Angie wondered if Will had ever seen a picture of Jeffrey Tolliver. His balls would’ve disappeared inside of his body. Tolliver had been fucking gorgeous. Tall, with dark wavy hair and a body your tongue could never get tired of. He’d played college ball at Auburn. He had been the chief of police. Just looking at him, you could tell he knew his way around a woman.
Angie had to admit, Sara Linton had good taste in cops.
Too bad she didn’t know when to keep her greedy hands off them.
Angie ran a red light, crossing onto Tuxedo Road amid a symphony of horns. She let the car coast. LaDonna and Marcus Rippy’s mansion was at the end of a gently sloping hill. Where most of the houses had bushes or trees to block the view from the street, LaDonna had made sure the house stood out. A hideously large gold-plated R was on the closed gates. The logo was LaDonna’s design. She put it on everything, even the hand towels.
Angie pulled up to the gates. She pressed the intercom, gave her name, and waited for the long buzz. She had been to the house a handful of times before to get LaDonna to sign papers from Kip’s office. Marcus had his wife on every piece of his business, which was smart or stupid, depending on whether you were LaDonna or Marcus.

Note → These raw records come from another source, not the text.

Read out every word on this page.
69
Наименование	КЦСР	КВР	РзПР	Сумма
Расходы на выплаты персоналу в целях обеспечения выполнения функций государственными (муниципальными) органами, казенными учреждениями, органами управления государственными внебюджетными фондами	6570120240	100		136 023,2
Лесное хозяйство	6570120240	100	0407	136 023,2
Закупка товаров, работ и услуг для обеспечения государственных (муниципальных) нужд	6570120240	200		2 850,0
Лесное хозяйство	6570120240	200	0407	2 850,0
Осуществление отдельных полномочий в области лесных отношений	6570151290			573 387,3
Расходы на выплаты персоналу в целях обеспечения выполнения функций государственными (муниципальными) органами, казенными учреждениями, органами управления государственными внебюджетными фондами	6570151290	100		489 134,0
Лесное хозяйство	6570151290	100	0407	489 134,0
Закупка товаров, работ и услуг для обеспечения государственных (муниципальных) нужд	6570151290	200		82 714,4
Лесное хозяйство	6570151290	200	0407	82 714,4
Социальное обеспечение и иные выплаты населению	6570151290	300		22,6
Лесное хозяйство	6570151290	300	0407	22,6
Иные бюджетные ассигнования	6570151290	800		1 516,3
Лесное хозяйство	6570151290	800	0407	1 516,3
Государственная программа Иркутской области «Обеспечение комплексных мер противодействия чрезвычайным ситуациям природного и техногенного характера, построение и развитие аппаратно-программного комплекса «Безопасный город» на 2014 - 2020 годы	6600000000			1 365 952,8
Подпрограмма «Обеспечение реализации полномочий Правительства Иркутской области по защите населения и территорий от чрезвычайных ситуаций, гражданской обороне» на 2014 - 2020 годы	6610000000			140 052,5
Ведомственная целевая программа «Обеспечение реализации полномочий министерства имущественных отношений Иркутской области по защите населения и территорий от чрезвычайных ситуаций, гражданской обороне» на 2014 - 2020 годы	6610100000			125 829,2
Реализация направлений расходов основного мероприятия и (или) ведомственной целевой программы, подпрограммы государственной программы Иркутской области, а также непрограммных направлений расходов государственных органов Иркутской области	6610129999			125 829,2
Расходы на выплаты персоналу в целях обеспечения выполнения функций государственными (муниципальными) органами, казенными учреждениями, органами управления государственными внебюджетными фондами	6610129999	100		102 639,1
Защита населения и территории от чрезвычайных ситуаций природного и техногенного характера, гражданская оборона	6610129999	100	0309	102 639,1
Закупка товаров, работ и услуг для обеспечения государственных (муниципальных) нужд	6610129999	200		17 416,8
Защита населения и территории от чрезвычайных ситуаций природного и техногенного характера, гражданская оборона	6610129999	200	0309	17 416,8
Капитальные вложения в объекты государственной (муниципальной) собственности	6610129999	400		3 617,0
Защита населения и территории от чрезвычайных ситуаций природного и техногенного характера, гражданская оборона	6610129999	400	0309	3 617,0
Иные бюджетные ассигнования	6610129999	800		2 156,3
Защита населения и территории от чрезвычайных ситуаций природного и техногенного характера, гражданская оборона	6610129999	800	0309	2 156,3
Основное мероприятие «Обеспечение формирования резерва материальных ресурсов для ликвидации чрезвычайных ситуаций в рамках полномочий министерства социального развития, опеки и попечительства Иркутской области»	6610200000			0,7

The engine rumbled as she snaked up the driveway. There was a dog barking somewhere. Probably the family husky that shit all over everything because no one bothered to take him out. Cars filled the motor court at the top of the driveway. Two Jags, a Bentley, a neon-yellow Maserati.
‘Shit,’ Angie mumbled. LaDonna was holding court.
Angie had already been announced at the gate, so there was no backing out now. She walked under the portico, past the monitoring room, where a bored ex-cop took a catnap instead of watching live feed from the cameras around the estate. She knocked on the kitchen door. She waited.
The house was shaped like a giant U around an Olympic-size pool. Everything the family needed was on the grounds of the estate, which sounded fun until you realized that you could spend 24/7 on your own property and never see another person. Except for the help. There were dozens of them, all dressed in gray maids’ uniforms with white aprons, even though LaDonna had probably despised her uniform back when she was cleaning hotel rooms. Shit always rolls downhill.